Mindful of criticism from players and coaches, NBA senior vice president of referee development and training Monty McCutchen acknowledges there is a difference between the regular season and the playoffs, but he reported refereeing doesn’t fundamentally change in the postseason.
“It would be very difficult on our players, on our coaches, most certainly on our referees, if the intensity of a seven-game series that we see in the playoffs exhibited itself over 82 games,” McCutchen reported at the NBA draft combine. “NBA playoff basketball is one of the great spectacles of all sport in my opinion. You get the combination of the passion and strength of our players and coaching staffs in tight spaces over seven-game series. And I think that that absolutely makes for a different game.”
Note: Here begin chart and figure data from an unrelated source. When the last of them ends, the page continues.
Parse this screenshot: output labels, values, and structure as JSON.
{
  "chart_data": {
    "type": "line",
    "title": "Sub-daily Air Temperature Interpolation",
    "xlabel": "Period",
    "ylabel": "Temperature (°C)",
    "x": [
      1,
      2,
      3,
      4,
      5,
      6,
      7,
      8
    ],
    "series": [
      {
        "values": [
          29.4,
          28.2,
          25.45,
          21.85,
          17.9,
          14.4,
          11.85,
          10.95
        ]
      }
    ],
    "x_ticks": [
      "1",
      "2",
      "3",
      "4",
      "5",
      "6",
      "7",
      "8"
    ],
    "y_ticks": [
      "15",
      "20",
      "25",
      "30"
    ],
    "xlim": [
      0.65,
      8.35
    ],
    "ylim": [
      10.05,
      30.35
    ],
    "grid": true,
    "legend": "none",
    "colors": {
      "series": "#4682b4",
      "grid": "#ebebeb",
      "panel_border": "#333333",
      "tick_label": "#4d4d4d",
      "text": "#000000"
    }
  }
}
Austin Reaves and other Lakers players held an impromptu meeting at midcourt with referees after their Game 2 loss to the Thunder to voice concerns over what they felt was an offiiciating discrepancy. AP Photo/Nate BillingsPlayoff referees study tape after games, just as they do in the regular season. Every call is evaluated, and McCutchen has reported several times in recent years that the league’s referee corps is constantly striving to do better.Given the stakes of the postseason, it’s only natural for every play to come under more scrutiny and for emotions to run hotter.Editor’s Picks
The NBA is seeing an increase in foul calls from the regular season to the playoffs for the 66th time in its 80-year history. This season is seeing a differential of higher than 10% in that regard for only the sixth time in the last 60 years. The five biggest increases — from 13% to 17% — all took place between 1949 and 1955.
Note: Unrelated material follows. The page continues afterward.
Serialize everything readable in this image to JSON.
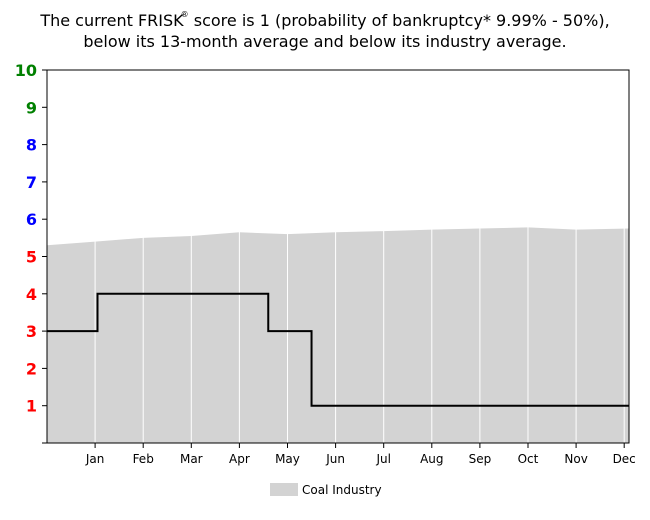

“We’re not putting our whistles in our pocket,” McCutchen reported. “That being reported, I think it’s fair to debate, talk about passionately, like many of our fans and people in the media do, about whether that’s the appropriate enough [amount] of whistles to blow. But we are trying to meet the moments of the passion of the playoffs in a way that upholds our standards.”
One recent example of that passion boiling over was the ejection of San Antonio Spurs star Victor Wembanyama after he elbowed Minnesota’s Naz Reid. Spurs coach Mitch Johnson defended his 7-foot-4 star, saying he’s constantly dealing with situations where other teams go over the line by “trying to impose their physicality on him” and inevitably force him to react.
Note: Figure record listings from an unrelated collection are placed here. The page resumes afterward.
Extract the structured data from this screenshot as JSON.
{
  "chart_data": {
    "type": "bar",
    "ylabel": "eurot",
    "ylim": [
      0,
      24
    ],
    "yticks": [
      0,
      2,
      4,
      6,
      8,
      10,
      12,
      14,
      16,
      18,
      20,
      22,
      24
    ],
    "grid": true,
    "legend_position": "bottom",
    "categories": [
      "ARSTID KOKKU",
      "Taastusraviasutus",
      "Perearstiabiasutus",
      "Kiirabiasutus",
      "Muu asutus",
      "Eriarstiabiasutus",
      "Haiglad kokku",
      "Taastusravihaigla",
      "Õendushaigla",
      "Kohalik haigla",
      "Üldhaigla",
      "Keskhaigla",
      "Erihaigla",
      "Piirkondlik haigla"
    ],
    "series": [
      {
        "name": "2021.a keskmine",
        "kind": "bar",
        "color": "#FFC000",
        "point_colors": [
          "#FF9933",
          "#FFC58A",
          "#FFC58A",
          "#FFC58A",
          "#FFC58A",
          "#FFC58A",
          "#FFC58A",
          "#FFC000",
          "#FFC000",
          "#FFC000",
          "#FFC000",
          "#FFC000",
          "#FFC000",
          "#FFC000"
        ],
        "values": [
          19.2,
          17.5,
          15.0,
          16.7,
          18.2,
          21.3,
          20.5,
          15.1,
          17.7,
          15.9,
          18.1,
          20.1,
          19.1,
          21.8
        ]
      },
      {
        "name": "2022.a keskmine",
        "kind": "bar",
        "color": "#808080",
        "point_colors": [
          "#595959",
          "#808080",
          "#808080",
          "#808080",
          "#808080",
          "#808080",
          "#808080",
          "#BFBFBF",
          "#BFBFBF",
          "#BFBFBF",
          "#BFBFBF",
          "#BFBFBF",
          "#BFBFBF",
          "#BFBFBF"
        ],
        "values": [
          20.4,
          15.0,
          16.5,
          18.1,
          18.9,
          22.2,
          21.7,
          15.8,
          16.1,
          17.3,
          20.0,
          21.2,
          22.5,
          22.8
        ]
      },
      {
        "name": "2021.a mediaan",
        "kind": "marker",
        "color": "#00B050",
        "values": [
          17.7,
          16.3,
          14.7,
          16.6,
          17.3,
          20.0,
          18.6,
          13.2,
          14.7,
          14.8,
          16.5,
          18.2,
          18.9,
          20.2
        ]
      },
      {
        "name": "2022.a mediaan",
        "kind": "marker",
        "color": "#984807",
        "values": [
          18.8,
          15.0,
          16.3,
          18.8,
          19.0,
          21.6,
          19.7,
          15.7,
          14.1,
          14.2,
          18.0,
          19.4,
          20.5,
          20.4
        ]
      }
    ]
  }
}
McCutchen looks at the playoffs this way: Aggression is good, but rough is not.
“We don’t like to see ejections,” McCutchen reported. “Our goal would be to get through all these games where we meet this right up to the edge of rough and you have this really aggressive, passionate game that is adjudicated and an environment is created in which that environment of aggressiveness is rewarded — because we have the best players in any sport, in my opinion — but that it doesn’t creep over to rough. That’s the goal.”
The Associated Press contributed to this report.